Der Beschwerdeführer macht zunächst geltend, dass die belangte Behörde das ihr in § 11 StbG eingeräumte freie Ermessen unrichtig geübt habe. Damit verkennt er freilich den Inhalt des bekämpften Bescheides, weil darin die Abweisung des Verleihungsantrages schon mit dem Fehlen der Verleihungsvoraussetzung des § 10 Abs. 1 Z 6 StbG begründet worden ist. Hiebei handelt es sich um eine zwingende Verleihungsvoraussetzung; bei der Beurteilung, ob sie vorliegt, ist der Behörde kein Ermessen eingeräumt (vgl. etwa das hg. Erkenntnis vom 8. März 1999, Zl. 98/01/0255).
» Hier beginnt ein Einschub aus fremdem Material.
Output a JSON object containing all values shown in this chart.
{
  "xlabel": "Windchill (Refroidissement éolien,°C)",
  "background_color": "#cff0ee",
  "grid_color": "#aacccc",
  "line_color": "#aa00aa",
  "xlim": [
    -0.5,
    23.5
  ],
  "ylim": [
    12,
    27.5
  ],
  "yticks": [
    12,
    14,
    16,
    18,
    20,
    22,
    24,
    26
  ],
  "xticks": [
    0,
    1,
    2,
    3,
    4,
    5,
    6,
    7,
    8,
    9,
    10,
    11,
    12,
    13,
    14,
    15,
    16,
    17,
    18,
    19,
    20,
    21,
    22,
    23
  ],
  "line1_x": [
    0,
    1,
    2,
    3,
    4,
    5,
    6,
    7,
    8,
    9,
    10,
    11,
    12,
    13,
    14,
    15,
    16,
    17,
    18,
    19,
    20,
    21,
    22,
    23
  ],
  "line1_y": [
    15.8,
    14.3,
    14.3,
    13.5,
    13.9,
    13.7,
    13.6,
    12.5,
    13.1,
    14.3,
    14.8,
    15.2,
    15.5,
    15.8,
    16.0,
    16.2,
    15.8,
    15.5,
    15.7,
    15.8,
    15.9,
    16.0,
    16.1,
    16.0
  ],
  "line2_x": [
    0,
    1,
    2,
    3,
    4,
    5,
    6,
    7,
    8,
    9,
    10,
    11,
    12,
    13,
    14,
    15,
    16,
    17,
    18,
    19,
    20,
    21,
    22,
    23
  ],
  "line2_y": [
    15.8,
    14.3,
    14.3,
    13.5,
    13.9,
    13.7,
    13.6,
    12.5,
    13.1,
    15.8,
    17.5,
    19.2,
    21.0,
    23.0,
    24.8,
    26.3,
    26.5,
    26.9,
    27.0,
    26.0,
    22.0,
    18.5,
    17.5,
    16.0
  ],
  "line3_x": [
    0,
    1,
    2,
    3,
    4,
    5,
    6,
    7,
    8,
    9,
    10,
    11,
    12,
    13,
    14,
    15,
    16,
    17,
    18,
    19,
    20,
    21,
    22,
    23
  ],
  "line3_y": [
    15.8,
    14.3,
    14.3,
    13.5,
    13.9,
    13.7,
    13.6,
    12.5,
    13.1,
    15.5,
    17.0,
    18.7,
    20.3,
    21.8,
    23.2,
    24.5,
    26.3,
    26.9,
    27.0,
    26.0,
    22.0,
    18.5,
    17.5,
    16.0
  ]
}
Gemäß § 10 Abs. 1 Z 6 StbG darf einem Fremden die Staatsbürgerschaft nur verliehen werden, wenn er nach seinem bisherigen Verhalten Gewähr dafür bietet, dass er zur Republik bejahend eingestellt ist und weder eine Gefahr für die öffentliche Ruhe, Ordnung und Sicherheit darstellt noch andere in Art. 8 Abs. 2 EMRK genannte öffentliche Interessen gefährdet.

Nach der ständigen Rechtsprechung des Verwaltungsgerichtshofes ist bei der Prüfung dieser Verleihungsvoraussetzung vom Gesamtverhalten des Einbürgerungswerbers, welches wesentlich (auch) durch das sich aus der Art, Schwere und Häufigkeit der von ihm begangenen Straftaten ergebende Charakterbild bestimmt wird, auszugehen. Hiebei stellt der Gesetzgeber nicht auf formelle Gesichtspunkte ab, sondern es ist lediglich maßgebend, ob es sich um Rechtsbrüche handelt, die den Schluss rechtfertigen, der Betreffende werde auch in Zukunft wesentliche, zum Schutz vor Gefahren für das Leben, die Gesundheit, die Sicherheit, die öffentliche Ruhe und Ordnung - oder andere in Art. 8 Abs. 2 EMRK genannte Rechtsgüter - erlassene Vorschriften missachten (vgl. z.B. das hg. Erkenntnis vom 29. Juni 2000, Zl. 99/01/0331).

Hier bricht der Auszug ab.